Se em O urso e o Rouxinol acompanhamos a infância de Vasilisa, em A Menina na Torre, segundo volume da Trilogia Winternight, acompanhamos uma Vasya jovem adulta fugindo de casa após os terríveis acontecimentos do livro anterior, com direito a um ataque de upyri  (vampiros do folclore eslavo) e a morte do pai de seu pai, que se sacrifica para ajudá-la. Durante sua viagem, ela conhece Lady Meia-Noite, uma serva de Baba Yaga (ambas criaturas recorrentes no folclore russo e conhecidas por serem personagens do conto Vasilisa, a Bela), que oferece sua ajuda; além disso, a jovem fica cada dia mais próxima de Morozko, o que perturba a ambos; Para conseguir viajar em paz, se transforma em Vasili e é com esse disfarce que ela adentra os muros de Moscou e lá  vai se deparar com uma sociedade que restringe ainda mais suas mulheres, deixando-as trancadas em torres e vai lutar também contra um terrível feiticeiro, ter muitas perdas e muitas descobertas também.
       
Último volume da trilogia, O Inverno da Bruxa vemos uma Vasya traumatizada, cansada e mais madura, entendendo que para seu povo ter paz e sua terra prosperidade é preciso que haja um verdadeiro equilíbrio entre o Caos, representado pelo Urso, e a Ordem, representada por Morozko. Nesse livro, Katherine Arden se supera ao trazer um desenvolvimento verossímil para o relacionamento entre a protagonista e o Rei do Inverno, além de todos os desdobramentos da guerra contra os tártaros e como a Rússia se tornou um território onde Cristianismo e Paganismo encontraram um equilíbrio em sua coexistência. 
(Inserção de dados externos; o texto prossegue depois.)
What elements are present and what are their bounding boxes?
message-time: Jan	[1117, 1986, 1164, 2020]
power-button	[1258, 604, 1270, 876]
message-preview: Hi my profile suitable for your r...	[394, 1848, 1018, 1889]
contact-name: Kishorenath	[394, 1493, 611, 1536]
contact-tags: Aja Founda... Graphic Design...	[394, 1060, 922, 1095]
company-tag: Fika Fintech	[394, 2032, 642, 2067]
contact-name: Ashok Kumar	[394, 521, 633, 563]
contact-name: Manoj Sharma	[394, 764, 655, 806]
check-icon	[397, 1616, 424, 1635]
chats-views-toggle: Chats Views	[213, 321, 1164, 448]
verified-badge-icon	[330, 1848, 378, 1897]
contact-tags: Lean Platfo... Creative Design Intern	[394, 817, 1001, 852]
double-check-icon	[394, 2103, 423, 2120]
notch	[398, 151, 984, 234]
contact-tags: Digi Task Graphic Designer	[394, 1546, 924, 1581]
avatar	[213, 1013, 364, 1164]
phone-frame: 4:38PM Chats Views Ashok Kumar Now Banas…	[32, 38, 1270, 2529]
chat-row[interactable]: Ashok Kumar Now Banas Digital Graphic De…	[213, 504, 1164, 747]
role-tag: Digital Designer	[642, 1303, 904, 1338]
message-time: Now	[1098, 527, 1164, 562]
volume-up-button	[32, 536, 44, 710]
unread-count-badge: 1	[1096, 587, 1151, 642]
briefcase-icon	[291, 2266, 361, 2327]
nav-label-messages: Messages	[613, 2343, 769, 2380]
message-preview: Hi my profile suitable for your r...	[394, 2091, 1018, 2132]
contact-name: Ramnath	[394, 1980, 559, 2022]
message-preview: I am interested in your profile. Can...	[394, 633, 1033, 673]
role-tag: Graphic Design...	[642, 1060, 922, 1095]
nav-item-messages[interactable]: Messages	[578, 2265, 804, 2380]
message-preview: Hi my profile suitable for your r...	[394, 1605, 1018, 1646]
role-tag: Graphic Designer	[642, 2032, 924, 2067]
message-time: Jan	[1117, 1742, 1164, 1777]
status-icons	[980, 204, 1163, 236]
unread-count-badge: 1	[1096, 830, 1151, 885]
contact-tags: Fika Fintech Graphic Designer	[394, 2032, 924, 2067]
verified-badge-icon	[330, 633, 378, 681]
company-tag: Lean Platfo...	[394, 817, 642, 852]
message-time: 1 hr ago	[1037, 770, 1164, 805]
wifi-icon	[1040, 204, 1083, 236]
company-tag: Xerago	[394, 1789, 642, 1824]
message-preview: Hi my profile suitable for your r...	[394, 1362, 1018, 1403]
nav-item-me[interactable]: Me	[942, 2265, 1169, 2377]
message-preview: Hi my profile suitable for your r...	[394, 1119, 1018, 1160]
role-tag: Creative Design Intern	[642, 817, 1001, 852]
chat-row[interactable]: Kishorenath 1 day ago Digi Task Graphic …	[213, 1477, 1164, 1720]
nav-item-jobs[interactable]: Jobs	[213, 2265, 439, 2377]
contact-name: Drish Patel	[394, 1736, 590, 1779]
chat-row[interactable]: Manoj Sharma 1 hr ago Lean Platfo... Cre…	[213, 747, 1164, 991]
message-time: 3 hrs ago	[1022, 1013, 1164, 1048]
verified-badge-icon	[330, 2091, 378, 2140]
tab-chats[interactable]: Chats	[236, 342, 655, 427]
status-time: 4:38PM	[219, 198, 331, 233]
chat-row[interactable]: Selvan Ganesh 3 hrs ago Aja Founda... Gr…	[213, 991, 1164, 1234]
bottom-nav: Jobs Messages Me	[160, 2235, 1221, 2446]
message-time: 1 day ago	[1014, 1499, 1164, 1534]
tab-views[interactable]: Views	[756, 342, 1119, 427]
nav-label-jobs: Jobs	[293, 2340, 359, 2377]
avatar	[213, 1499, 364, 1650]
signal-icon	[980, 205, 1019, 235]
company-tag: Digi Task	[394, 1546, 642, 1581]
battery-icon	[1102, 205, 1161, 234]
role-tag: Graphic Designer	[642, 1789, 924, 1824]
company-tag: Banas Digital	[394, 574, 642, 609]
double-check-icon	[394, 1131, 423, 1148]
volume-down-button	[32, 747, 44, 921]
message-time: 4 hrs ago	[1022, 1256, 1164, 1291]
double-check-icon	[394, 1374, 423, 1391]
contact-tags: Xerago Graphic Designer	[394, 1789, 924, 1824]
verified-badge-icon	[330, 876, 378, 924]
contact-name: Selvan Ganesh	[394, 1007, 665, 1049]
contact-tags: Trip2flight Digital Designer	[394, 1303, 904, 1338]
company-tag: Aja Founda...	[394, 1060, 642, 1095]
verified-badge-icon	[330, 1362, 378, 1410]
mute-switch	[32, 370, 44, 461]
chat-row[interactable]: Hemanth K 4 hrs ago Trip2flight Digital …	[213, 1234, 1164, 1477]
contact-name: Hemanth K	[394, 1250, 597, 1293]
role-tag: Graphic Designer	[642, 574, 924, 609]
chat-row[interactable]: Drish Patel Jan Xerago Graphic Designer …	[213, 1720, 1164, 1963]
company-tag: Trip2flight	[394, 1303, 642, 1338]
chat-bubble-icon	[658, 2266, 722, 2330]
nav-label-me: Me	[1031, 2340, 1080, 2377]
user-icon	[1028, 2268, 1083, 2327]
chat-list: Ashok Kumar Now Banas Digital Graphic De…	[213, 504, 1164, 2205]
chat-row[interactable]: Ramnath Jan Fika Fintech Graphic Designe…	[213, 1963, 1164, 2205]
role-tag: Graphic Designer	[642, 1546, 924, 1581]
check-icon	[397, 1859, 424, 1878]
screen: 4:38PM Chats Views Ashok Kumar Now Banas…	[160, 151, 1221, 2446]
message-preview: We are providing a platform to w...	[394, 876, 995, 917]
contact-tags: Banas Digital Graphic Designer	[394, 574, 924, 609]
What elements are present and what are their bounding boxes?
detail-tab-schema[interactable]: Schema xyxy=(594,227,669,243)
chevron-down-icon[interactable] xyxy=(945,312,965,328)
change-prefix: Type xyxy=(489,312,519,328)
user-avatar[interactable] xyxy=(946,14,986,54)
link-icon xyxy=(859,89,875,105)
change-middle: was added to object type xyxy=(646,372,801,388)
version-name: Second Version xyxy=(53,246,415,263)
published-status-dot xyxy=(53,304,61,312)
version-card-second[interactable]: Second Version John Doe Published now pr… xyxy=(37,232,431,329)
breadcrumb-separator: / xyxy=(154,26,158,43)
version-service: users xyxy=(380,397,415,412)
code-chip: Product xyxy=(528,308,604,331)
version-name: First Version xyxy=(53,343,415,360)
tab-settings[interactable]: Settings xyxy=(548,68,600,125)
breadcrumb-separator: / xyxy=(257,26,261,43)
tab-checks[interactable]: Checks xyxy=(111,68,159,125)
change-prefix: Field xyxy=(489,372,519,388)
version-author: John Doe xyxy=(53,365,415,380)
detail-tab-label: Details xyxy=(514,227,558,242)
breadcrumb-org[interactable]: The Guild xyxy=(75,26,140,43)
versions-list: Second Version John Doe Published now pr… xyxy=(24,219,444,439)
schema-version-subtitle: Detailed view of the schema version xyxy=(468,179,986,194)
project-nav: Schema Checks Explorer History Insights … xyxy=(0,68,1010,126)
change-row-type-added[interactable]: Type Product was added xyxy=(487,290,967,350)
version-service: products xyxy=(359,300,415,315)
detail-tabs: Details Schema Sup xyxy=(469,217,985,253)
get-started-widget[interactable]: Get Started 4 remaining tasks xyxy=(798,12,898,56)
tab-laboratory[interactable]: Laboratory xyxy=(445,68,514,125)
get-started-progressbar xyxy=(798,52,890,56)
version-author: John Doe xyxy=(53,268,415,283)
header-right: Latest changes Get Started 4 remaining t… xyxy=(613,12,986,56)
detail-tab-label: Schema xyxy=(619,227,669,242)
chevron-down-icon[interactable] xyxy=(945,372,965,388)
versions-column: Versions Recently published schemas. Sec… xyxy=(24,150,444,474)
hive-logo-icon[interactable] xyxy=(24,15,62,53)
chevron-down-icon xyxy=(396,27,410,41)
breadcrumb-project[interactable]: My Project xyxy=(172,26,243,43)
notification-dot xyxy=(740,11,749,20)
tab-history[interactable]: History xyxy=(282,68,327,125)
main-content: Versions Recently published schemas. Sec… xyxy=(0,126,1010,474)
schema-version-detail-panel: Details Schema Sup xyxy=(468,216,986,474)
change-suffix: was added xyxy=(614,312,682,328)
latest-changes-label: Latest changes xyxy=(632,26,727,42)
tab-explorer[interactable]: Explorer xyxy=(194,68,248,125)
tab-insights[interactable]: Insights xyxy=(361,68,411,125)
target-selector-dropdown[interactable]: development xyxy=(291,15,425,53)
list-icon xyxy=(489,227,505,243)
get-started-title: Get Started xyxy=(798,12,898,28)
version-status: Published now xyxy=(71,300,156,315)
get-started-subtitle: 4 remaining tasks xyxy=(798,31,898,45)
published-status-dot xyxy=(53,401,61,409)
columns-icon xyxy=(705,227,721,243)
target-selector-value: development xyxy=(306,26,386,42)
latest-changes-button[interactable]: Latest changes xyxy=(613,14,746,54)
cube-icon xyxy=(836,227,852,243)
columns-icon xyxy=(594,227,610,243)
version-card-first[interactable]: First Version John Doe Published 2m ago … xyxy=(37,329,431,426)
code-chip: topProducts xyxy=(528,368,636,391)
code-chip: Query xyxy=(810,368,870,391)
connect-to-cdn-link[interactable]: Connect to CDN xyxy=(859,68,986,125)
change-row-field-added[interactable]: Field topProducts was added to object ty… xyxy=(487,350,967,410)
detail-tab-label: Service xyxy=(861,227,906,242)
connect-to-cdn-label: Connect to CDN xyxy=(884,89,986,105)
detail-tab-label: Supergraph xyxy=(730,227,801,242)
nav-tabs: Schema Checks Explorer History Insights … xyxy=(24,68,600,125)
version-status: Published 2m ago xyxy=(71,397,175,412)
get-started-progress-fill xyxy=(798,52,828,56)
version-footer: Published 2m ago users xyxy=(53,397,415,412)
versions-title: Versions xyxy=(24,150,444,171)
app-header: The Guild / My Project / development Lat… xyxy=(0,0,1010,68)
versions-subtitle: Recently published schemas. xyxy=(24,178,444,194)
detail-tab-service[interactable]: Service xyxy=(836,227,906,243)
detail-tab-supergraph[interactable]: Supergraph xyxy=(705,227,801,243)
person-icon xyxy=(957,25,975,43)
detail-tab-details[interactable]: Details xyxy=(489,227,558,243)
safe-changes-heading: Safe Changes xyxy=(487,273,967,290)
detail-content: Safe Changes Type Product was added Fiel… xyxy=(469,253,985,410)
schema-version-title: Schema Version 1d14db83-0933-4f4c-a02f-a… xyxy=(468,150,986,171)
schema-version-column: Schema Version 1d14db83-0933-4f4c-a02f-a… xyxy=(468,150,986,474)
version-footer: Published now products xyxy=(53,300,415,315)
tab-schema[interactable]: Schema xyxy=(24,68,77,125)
        Essa não se tornou uma de minhas séries literárias de fantasia favoritas por nada. O trabalho de pesquisa feito por Katherine Arden é primoroso! É palpável o quanto essa mulher estudou da história, da cultura medieval e do folclore russo para compor sua narrativa. É mesmo um trabalho maravilhoso e que deve ser lido por todos que, como eu, são apaixonados por contos de fadas e fantasia em geral. Sério, gente, essa leitura é deliciosa, impossível parar de ler até chegar ao fim e ver o resultado de todas as desventuras e aventuras dessa protagonista tão querida que é Vasilisa Petrovna. Eu amei essa experiência de leitura e pretendo reler no inverno do ano que vem. Esses livros representam bem aquele tipo de história que você pode ler todos os anos que sempre será uma aventura incrível todas as vezes.